General analysis:
Of all these papers, I am most interested in “Nonverbal Cues for Discourse Structure”, though I am impressed by the statistical rigor found in “Toward Interface Design for Human Language Technology”. The former recognizes the value of body language in facilitating dialog. To a much lesser degree, this is also attempted in the optional paper, “Task Oriented Collaboration with Embodied Agents in Virtual Worlds”. If Rea’s body language handling could be added to Steve, the result would be very interesting indeed.
Non-Verbal Cues for Discourse Structure. Cassell, J., Nakano, Y., Bickmore, T., Sidner, C., Rich, C. Proceedings of the 41st Annual Meeting of the Association of Computational Linguistics, 2001.
“Studying posture shift to understand discourse structure is useful, but because people may not interact with computer agents in the same way they do with other humans, it would be [wise] to use reinforcement learning to adapt to users during the session.”
- Antonio Roque
I’ve
heard good arguments for and against such an approach. I personally favor making agents as
human-like as possible to avoid specialized behavior, which has proven to be
difficult to predict and respond to.
“It seems a reasonable thing to try here would be to survey listeners on their feelings regarding the attentiveness and naturalness of a speaker given abnormal gesturing. Has such been done?”
- Matthew T. Bell
“In the Analysis section of this paper, the authors state that for inter-discourse-segment and inter-turn intervals, they normalize the number of posture shifts by the number of inter-segment occurrences (ps/int). For longer intervals, intra-discourse segment and intra-turn intervals, they normalize by posture shifts per second (ps/s). However, in the tables that they show throughout the analysis section, the authors use both ps/s and ps/int for the inter-segment and inter-turn intervals. Can anyone help explain why the authors do this?”
- Theresa Wilson
Toward interface design for human language technology: Modality and structure as determinants of linguistic complexity. Oviatt, S. L., Cohen, P. R. & Wang, M. Q. Speech Communication, European Speech Communication Association, 1994, vol. 15, nos. 3-4, 283-300 (Invited paper for special edition on spoken dialogue, ed. by K. Shirai & S. Furui).

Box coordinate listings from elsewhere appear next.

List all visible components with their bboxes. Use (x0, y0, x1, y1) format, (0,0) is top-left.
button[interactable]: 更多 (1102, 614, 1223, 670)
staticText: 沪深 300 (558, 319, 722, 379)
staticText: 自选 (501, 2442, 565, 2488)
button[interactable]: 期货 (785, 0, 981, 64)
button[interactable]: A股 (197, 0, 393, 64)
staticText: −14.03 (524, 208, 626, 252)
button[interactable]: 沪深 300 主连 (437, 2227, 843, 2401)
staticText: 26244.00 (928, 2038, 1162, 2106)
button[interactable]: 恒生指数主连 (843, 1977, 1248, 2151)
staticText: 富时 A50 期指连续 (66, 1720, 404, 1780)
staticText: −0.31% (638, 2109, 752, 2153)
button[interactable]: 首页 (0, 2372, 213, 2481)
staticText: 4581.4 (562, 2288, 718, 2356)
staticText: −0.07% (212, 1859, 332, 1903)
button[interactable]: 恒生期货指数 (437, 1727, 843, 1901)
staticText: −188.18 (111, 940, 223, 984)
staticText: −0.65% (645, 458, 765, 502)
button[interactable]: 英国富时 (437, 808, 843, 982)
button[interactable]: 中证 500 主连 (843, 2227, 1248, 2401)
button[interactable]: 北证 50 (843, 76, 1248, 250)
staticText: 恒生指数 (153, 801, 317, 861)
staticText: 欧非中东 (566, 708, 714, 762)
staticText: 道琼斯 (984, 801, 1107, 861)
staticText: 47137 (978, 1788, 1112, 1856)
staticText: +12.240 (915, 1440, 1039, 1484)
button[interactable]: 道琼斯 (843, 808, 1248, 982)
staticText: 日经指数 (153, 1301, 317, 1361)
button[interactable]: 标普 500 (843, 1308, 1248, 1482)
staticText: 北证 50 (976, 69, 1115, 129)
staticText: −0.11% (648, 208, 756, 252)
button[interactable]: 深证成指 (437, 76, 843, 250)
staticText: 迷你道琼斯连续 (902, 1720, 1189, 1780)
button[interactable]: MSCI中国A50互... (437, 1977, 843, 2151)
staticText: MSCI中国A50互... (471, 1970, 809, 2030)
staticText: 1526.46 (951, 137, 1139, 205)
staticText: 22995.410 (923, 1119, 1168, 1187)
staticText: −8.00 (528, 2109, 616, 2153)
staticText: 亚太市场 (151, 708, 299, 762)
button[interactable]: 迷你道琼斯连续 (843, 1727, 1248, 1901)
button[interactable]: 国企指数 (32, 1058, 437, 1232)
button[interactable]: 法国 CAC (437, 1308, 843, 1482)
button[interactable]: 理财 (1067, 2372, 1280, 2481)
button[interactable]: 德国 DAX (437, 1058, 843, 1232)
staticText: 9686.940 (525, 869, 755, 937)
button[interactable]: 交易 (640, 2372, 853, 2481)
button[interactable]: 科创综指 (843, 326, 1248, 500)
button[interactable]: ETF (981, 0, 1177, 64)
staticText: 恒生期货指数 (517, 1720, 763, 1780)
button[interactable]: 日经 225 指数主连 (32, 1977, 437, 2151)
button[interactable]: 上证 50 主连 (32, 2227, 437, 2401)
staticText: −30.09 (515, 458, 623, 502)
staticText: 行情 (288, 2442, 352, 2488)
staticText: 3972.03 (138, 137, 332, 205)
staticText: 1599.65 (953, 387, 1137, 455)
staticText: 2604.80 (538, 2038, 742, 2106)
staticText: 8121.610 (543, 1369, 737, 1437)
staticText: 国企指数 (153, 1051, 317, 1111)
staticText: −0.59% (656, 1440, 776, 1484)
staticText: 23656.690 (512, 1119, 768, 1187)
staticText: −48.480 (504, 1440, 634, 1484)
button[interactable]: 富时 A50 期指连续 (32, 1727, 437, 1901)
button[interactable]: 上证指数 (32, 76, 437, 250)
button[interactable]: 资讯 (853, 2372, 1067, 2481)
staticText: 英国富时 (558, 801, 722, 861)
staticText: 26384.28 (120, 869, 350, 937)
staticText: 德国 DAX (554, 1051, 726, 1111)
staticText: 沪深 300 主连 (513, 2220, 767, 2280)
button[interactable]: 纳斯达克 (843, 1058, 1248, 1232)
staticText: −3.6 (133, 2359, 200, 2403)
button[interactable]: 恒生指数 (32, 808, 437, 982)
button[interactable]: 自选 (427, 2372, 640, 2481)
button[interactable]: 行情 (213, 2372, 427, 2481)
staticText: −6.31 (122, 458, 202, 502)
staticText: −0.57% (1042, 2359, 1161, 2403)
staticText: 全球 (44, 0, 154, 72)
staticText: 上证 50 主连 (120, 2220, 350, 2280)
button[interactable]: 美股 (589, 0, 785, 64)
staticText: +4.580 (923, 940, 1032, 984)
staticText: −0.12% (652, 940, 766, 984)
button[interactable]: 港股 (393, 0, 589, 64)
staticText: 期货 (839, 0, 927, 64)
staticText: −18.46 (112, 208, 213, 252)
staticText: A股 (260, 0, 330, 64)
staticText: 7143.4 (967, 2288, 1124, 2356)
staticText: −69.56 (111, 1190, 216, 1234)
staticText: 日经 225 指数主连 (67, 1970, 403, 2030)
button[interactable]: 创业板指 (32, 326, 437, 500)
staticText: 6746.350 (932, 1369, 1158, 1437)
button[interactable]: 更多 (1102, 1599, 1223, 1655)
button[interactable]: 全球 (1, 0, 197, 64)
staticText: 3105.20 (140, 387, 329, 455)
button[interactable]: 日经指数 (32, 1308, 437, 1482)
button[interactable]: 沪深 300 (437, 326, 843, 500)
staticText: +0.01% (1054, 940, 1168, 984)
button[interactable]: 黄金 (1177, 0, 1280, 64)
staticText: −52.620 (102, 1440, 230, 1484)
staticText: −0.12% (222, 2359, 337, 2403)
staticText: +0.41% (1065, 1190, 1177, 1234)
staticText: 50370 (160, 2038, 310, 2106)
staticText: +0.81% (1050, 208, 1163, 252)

“Could reduced linguistic complexity be obtained by just asking the right questions at the right time (in regular dialogues)? In other words, to what extent could these restricted formats be simulated by carefully constructed questions?”
-
Seems reasonable to me. The
hard part would be figuring out how to properly phrase the questions.
“The result that humans do not [prefer] unrestricted interfaces is an interesting one. Perhaps what it suggests is that language - even natural language - is viewed by its users already as an artifact and not a natural phenomenon. Indeed, is the concept of a "natural language" entirely accurate? Humans produce language to communicate, and in a goal-centered fashion, much as when we design and use any artifact. If language is simply another artifact, granted a vastly complex and particularly human one, then what consequences would that have for a view of dialog systems and the languages they implement?”
- Matthew T. Bell
Perhaps this suggests that body language is the only true natural language, since much of it is involuntary.
“I was disappointed to see that a lot of the speed differential in using the ExInit GUI was due to scrolling long lists and dragging each unit into place separately. Would QuickSet have performed better if these actions were made faster or if the user was allowed to type in his instructions instead of speaking them?”
- Andy P. Gaydos
You
have a valid point, however the authors did note that ExInit is similar to systems in wide military use today and
accepted as state of the art.
The efficiency of multimodal interaction for a map-based task. Cohen, P. R., McGee, D. R., Clow, J. Proceedings of the Applied Natural Language Processing Conference (ANLP), 2000.
“Military personnel are trained to speak clearly and efficiently. In other words, they are ideal subjects for this sort of study. Is this a confound?”
-
I
hadn’t thought of this, but you may very well be right.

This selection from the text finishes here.